En considérant le nombre et la diversité des œuvres d’art ayant immortalisé une cathédrale, la présence d’un phénomène fondamental dans la culture franco-allemande est une évidence. Avec la redécouverte du gothique au XIXème siècle, la cathédrale, incarnation de l’architecture monumentale du Moyen-âge, réactive l’imaginaire des artistes. Elle intègre les arts, devenant un emblème d’identité nationale et source d’inspiration pour les artistes de toutes les disciplines.
Alors qu’au milieu du XIXème la France est animée par un important mouvement de redécouverte de son patrimoine, le Baron Taylor publie en 1820 le premier ouvrage d’une longue série : Les « Voyages Pittoresques« . Les lecteurs découvrent alors en illustration les principaux monuments de France. La tradition paysagiste s’en trouve revivifiée.
Au même moment est créée l’Inspection Générale des Monuments Historiques désireuse d’établir un recensement. Les pionniers de la photographie sont envoyés pour photographier les gargouilles, les sculpteurs effectuent des moulages, etc. Une première recrudescence de l’architecture gothique et médiévale apparait donc dans les arts, illustrée par l’œuvre emblématique de Charles Nègre :« Le Stryge ».
La publication de « Notre-Dame de Paris » en 1831 insuffle également une vogue médiévale et gothique. Tout comme « Faust » de Goethe en Allemagne, le roman de Victor Hugo connait de nombreuses éditions illustrées. De part et d’autre du Rhin, les formes gothiques envahissent les imaginaires.
Les Arts décoratifs sont à leur tour touchés. Le décor « à la cathédrale » se développe sous de nombreuses formes. Ces bibelots de luxe, très appréciés par l’aristocratie et à la cour, sont offerts en cadeaux diplomatiques aux monarchies d’Europe. Ce répertoire, qui se répand comme une mode, atténue la dimension politique et confessionnelle de l’image de la cathédrale.
Pendule, 1835-1850, © Les Arts décoratifs- Jean Tholance
Les paysagistes de 1830 intègrent la cathédrale dans leurs représentations panoramiques. Camille Corot, fondateur de l’école de Barbizon, accorde une place importante à cette thématique, élément statique au milieu d’un paysage bucolique. Le clocher au centre d’une composition devient récurrent dans la peinture de paysage en France et en Allemagne.

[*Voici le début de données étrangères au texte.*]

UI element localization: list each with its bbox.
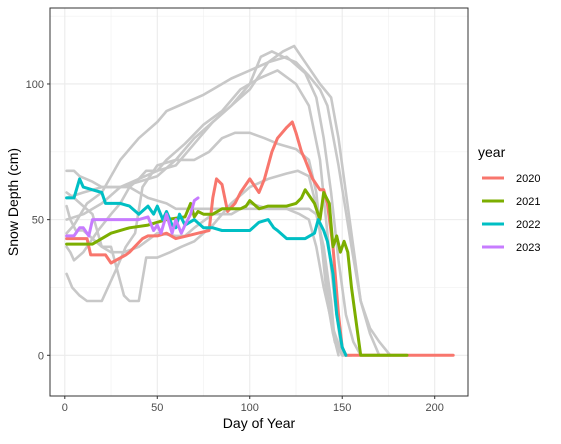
legend: year 2020 2021 2022 2023 [478,144,540,254]
x-tick-label-100: 100 [241,402,259,414]
x-axis: 0 50 100 150 200 [62,396,444,414]
x-tick-label-150: 150 [333,402,351,414]
x-axis-title: Day of Year [223,415,296,431]
series-line-2022 [65,177,348,357]
series-line-2020 [65,120,455,357]
y-axis-title: Snow Depth (cm) [5,148,21,256]
background-series-line-2 [65,191,353,357]
series-line-2023 [65,196,200,238]
legend-label-2020: 2020 [516,173,540,185]
x-tick-label-50: 50 [151,402,163,414]
background-series-line-4 [65,131,340,357]
legend-label-2021: 2021 [516,196,540,208]
plot-panel-border [49,7,469,397]
legend-title: year [478,144,506,160]
y-tick-label-50: 50 [32,215,44,227]
background-series-line-6 [65,55,362,357]
y-tick-label-0: 0 [38,350,44,362]
background-series-line-1 [65,169,353,357]
background-series-line-7 [65,44,381,357]
highlighted-series-group [65,120,455,357]
y-axis: 0 50 100 [26,79,50,362]
x-tick-label-200: 200 [426,402,444,414]
background-series-line-5 [65,69,344,357]
legend-items: 2020 2021 2022 2023 [482,173,540,254]
legend-label-2022: 2022 [516,219,540,231]
x-tick-label-0: 0 [62,402,68,414]
legend-label-2023: 2023 [516,242,540,254]
background-series-line-8 [65,50,392,357]
y-tick-label-100: 100 [26,79,44,91]
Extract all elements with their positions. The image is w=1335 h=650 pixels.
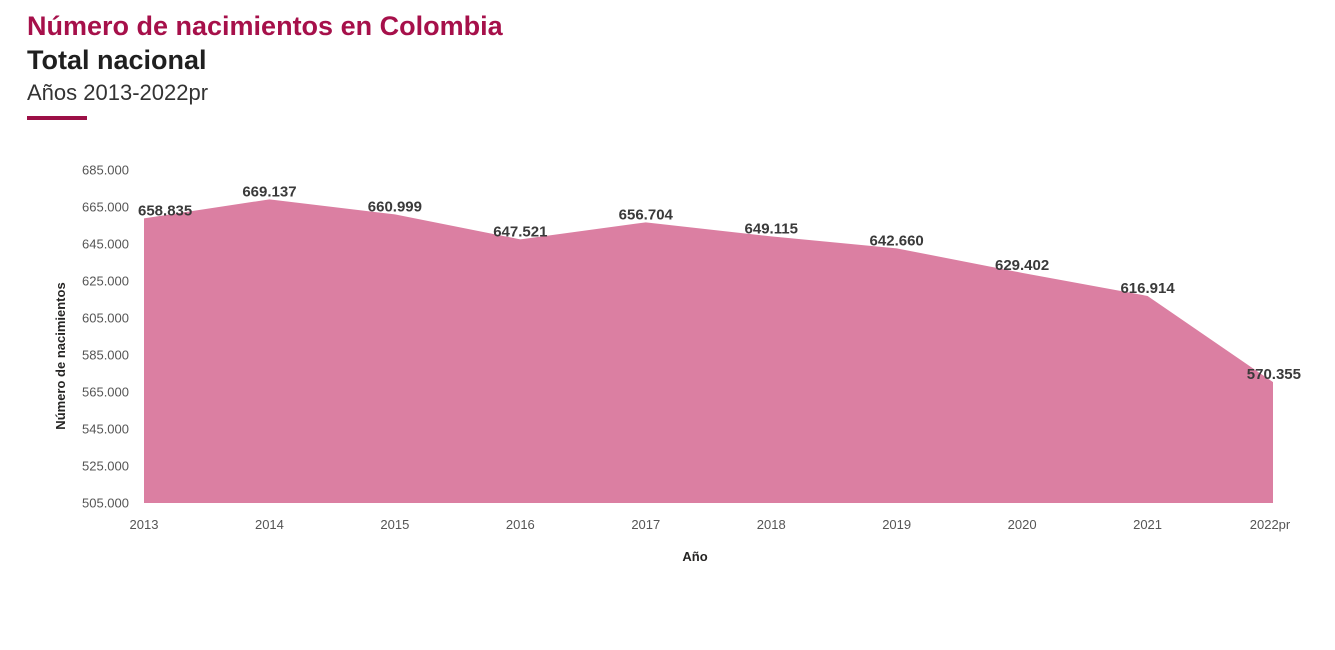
data-label: 642.660 xyxy=(870,232,924,249)
x-tick-label: 2018 xyxy=(757,517,786,532)
data-label: 656.704 xyxy=(619,206,674,223)
y-tick-label: 525.000 xyxy=(82,459,129,474)
x-tick-label: 2013 xyxy=(130,517,159,532)
x-tick-label: 2021 xyxy=(1133,517,1162,532)
y-axis-ticks: 505.000 525.000 545.000 565.000 585.000 605.0… xyxy=(82,163,129,511)
data-labels: 658.835 669.137 660.999 647.521 656.704 649.1… xyxy=(138,183,1301,383)
data-label: 669.137 xyxy=(242,183,296,200)
data-label: 616.914 xyxy=(1120,280,1175,297)
x-tick-label: 2016 xyxy=(506,517,535,532)
y-tick-label: 645.000 xyxy=(82,237,129,252)
data-label: 649.115 xyxy=(745,220,798,237)
x-tick-label: 2022pr xyxy=(1250,517,1291,532)
y-tick-label: 685.000 xyxy=(82,163,129,178)
y-tick-label: 505.000 xyxy=(82,496,129,511)
x-axis-ticks: 2013 2014 2015 2016 2017 2018 2019 2020 2021 2022… xyxy=(130,517,1291,532)
x-tick-label: 2015 xyxy=(380,517,409,532)
data-label: 658.835 xyxy=(138,202,192,219)
x-tick-label: 2017 xyxy=(631,517,660,532)
y-tick-label: 665.000 xyxy=(82,200,129,215)
series-area xyxy=(144,199,1273,503)
y-tick-label: 605.000 xyxy=(82,311,129,326)
data-label: 570.355 xyxy=(1247,366,1301,383)
chart-subtitle: Total nacional xyxy=(27,45,207,75)
y-tick-label: 545.000 xyxy=(82,422,129,437)
x-axis-title: Año xyxy=(682,549,707,564)
y-tick-label: 585.000 xyxy=(82,348,129,363)
accent-rule xyxy=(27,116,87,120)
x-tick-label: 2014 xyxy=(255,517,284,532)
y-axis-title: Número de nacimientos xyxy=(53,282,68,429)
y-tick-label: 625.000 xyxy=(82,274,129,289)
data-label: 647.521 xyxy=(493,223,547,240)
data-label: 660.999 xyxy=(368,198,422,215)
data-label: 629.402 xyxy=(995,257,1049,274)
x-tick-label: 2020 xyxy=(1008,517,1037,532)
chart-period: Años 2013-2022pr xyxy=(27,80,209,105)
chart-title: Número de nacimientos en Colombia xyxy=(27,11,503,41)
x-tick-label: 2019 xyxy=(882,517,911,532)
y-tick-label: 565.000 xyxy=(82,385,129,400)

Lorsqu’à partir de 1892 Claude Monet développe sa série sur la cathédrale de Rouen, c’est au passé du monument national comme lieu de mémoire qu’il fait référence. De nombreux artistes, impressionnés par son travail s’en inspirent. La série de l’église Notre-Dame de Moret-sur-Loing d’Alfred Sisley et les deux tableaux de l’église de Dieppe de Camille Pissaro seront exposés pour la première fois face à la série de Claude Monet. Ces vues révèlent le vocabulaire gothique dans les jeux d’une lumière traitée au fil des saisons par les impressionnistes, ou encore la manière dont le monument apparait au sein de la vie urbaine.
Tout au long du XXème siècle la cathédrale continue à inspirer les artistes. Les symbolistes l’assimilent à la forêt, suivant l’inspiration de Baudelaire « La Nature est un temple où de vivants piliers laissent parfois sortir de confuses paroles. » Modernes français et expressionnistes allemands exploitent tantôt le thème de l’ange, celui de la fenêtre gothique comme source de lumière, ou encore Notre-Dame de Paris en tant que symbole de la capitale française.
Si le parcours de l’exposition s’achève en 1914 avec la représentation des cathédrales mutilées, témoins d’une amitié artistique franco-allemande fragilisée, il interroge sur la place de la cathédrale dans l’art d’aujourd’hui. Traitée par Wim Delvoye comme une réflexion sur la matière et la forme ou par François Morellet comme un écho aux lumières de Monet, la cathédrale, résumé de l’élan créateur par excellence, n’a pas fini d’inspirer bon nombre d’artistes contemporains.
Informations pratiques :
« Cathédrales, 1789-1914 : Un mythe moderne » Rouen-Musée des Beaux-arts, Du 12 avril au 31 Aout 2014
De 10h à 18h tous les jours. Fermé les mardis et le 1er mai.
Gratuit et ouvert à tous exceptionnellement le 14 juillet 2014 de 10h à 18h.
Tarif plein : 9 euros.
Tarif réduit : 6 euros.
Gratuit pour les moins de 26 ans et les demandeurs d’emploi.
www.rouen-musees.fr
L’exposition se déroulera en deux étapes. La première à Rouen du 12 avril au 31 aout 2014, et la deuxième, à Cologne, au Wallarf-Richartz museum du 26 septembre au 18 janvier 2015.